Wealth concentration has followed a U-shaped evolution over the last 100 years: It was high in the beginning of the twentieth century, fell from 1929 to 1978, and has continuously increased since then. The rise of wealth inequality is almost entirely due to the rise of the top 0.1% wealth share, from 7% in 1979 to 22% in 2012—a level almost as high as in 1929. The bottom 90% wealth share first increased up to the mid-1980s and then steadily declined. The increase in wealth concentration is due to the surge of top incomes combined with an increase in saving rate inequality.

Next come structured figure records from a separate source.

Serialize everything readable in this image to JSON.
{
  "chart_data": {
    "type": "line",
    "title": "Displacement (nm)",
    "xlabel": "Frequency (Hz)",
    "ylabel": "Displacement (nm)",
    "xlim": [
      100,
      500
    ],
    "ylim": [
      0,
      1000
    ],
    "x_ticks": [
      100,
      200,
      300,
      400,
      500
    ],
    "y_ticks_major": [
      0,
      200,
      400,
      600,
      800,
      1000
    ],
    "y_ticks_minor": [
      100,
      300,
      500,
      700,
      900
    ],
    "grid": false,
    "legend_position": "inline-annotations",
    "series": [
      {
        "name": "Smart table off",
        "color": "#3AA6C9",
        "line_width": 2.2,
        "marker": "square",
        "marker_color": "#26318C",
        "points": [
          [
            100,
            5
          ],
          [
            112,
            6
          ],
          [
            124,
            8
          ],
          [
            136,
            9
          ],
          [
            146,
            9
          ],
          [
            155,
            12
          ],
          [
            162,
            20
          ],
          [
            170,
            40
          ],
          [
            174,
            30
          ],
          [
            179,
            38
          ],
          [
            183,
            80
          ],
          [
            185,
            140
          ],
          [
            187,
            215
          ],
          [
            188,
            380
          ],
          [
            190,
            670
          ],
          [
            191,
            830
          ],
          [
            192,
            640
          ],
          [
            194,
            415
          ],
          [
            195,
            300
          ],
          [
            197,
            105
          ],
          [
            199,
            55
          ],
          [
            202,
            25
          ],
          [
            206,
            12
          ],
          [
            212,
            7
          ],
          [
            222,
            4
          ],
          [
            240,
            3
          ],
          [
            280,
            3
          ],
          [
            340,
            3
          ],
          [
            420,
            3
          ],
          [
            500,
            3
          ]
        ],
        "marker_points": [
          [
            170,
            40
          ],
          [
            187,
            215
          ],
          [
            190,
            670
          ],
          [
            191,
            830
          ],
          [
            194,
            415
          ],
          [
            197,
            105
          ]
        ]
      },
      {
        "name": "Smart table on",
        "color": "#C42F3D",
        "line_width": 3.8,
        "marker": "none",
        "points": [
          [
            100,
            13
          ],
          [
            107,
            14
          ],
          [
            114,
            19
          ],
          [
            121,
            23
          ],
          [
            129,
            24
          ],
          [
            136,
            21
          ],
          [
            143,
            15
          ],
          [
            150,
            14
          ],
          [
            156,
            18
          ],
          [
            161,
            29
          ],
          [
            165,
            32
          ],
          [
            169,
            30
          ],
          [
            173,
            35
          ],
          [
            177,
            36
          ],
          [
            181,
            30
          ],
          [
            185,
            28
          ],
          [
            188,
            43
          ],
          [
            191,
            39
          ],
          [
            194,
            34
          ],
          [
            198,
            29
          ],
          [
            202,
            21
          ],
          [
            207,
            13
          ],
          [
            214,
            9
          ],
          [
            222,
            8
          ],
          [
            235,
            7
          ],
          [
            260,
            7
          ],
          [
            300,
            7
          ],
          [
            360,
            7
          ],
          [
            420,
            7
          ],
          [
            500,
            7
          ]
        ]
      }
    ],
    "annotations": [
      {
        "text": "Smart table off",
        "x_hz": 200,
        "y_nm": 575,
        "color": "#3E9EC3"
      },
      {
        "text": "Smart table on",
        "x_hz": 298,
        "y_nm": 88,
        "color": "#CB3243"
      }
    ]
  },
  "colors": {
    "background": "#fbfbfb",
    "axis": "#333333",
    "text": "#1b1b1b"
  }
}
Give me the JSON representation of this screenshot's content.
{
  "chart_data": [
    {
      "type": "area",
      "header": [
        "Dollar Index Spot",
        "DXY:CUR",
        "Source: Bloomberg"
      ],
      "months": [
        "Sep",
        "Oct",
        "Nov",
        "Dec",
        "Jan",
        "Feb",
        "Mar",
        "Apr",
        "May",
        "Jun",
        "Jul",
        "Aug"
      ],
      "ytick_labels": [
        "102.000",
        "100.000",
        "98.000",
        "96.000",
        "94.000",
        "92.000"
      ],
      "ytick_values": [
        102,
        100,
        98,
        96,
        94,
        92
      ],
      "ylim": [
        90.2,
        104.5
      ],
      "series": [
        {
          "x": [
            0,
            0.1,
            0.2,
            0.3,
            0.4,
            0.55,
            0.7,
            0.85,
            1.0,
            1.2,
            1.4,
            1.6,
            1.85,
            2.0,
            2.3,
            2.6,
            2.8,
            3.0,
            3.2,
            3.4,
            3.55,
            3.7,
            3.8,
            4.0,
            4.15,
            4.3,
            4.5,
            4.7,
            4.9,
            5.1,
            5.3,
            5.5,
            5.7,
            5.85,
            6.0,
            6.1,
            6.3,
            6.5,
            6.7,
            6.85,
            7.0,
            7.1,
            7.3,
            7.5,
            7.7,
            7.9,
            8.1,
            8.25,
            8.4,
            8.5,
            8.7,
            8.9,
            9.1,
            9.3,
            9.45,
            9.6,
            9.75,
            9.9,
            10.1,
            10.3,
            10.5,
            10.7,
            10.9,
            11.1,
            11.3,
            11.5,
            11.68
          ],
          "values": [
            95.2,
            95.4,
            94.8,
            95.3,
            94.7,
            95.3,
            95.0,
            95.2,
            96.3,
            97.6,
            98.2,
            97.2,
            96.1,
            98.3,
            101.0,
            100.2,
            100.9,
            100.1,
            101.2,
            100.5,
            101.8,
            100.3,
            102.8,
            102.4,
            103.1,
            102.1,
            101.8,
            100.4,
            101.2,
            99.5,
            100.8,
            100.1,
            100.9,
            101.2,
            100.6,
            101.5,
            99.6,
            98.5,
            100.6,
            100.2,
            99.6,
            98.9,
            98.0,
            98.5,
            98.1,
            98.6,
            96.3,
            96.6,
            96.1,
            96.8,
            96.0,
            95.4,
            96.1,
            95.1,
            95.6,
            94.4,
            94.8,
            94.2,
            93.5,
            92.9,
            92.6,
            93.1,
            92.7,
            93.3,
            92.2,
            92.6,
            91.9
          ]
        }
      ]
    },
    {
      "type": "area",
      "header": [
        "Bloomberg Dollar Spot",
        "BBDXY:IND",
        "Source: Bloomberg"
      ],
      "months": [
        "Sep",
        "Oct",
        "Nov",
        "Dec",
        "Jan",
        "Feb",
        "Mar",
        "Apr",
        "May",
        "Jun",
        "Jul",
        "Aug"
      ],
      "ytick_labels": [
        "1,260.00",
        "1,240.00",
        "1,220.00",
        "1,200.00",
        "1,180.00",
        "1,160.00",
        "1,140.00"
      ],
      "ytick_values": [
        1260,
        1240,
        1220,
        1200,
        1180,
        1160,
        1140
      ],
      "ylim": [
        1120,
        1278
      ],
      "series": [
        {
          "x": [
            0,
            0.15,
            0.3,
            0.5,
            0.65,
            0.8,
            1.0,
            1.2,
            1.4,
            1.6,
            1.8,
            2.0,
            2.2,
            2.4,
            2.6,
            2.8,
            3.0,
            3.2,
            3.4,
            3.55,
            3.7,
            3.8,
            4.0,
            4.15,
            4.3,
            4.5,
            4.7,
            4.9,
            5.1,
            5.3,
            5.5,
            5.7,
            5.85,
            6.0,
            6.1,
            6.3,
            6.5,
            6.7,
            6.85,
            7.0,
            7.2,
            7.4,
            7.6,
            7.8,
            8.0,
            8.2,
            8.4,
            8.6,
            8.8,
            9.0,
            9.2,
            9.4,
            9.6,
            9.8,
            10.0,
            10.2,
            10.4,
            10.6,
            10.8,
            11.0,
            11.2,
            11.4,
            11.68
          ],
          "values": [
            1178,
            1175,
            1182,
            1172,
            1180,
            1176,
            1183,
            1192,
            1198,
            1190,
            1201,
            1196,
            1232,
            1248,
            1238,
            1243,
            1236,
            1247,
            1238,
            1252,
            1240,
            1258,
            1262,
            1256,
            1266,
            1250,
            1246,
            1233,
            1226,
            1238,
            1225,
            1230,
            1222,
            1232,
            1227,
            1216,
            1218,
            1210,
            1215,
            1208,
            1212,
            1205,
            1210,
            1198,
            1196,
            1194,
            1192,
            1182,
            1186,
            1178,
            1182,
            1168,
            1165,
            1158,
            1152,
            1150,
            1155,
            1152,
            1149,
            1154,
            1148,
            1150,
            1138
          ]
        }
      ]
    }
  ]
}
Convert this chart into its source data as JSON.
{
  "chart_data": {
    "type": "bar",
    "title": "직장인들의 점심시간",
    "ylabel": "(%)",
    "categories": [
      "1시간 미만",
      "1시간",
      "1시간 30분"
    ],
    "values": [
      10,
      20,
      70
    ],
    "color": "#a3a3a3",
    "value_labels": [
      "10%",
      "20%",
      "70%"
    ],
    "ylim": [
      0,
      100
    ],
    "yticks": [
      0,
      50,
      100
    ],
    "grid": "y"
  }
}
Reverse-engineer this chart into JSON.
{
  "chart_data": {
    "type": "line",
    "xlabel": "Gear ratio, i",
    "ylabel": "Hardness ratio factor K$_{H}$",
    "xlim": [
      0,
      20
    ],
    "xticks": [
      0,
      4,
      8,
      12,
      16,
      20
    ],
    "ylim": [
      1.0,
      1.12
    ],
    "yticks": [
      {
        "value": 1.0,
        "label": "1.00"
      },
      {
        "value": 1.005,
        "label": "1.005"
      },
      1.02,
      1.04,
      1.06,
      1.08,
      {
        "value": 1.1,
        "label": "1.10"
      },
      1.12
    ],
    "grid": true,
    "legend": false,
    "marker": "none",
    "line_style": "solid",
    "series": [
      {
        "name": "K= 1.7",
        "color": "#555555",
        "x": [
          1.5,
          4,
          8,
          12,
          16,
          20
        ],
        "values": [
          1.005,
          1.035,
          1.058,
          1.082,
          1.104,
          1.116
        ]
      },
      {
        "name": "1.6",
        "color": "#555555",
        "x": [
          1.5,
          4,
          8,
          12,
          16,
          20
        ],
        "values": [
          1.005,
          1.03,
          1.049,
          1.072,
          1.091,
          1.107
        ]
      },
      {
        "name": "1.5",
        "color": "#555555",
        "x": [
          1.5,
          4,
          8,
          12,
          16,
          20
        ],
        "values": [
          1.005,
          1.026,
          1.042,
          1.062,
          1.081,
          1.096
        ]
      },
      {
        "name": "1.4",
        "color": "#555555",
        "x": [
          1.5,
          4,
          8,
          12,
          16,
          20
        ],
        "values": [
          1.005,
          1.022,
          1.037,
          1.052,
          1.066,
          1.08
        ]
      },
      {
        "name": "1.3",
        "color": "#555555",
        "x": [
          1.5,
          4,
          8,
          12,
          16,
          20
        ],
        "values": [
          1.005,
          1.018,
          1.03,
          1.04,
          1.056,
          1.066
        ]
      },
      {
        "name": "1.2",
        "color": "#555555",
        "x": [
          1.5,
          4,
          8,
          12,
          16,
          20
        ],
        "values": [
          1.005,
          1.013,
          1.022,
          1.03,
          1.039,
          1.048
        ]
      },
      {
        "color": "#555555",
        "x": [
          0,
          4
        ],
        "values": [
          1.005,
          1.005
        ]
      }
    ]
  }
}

The Economist offers some further context:

In the late 1920s the bottom 90% held just 16% of America's wealth—considerably less than that held by the top 0.1%, which controlled a quarter of total wealth just before the crash of 1929. From the beginning of the Depression until the end of the second world war, the middle class's share of total wealth rose steadily, thanks largely to collapsing wealth among richer households. Thereafter the middle class's share grew along with national wealth thanks to broader equity ownership, middle-class income growth and rising rates of home-ownership. The expansion of tax breaks for retirement savings also helped. By the early 1980s the share of household wealth held by the middle class rose to 36%—roughly four times the share controlled by the top 0.1%.

Now, the share of wealth held by the top 0.1% and the share of wealth held by the bottom 90% have almost converged once again, something we have not seen in this country since the end of the Great Depression.

This is the outcome of all that America has done in the past 35 years. Think about that.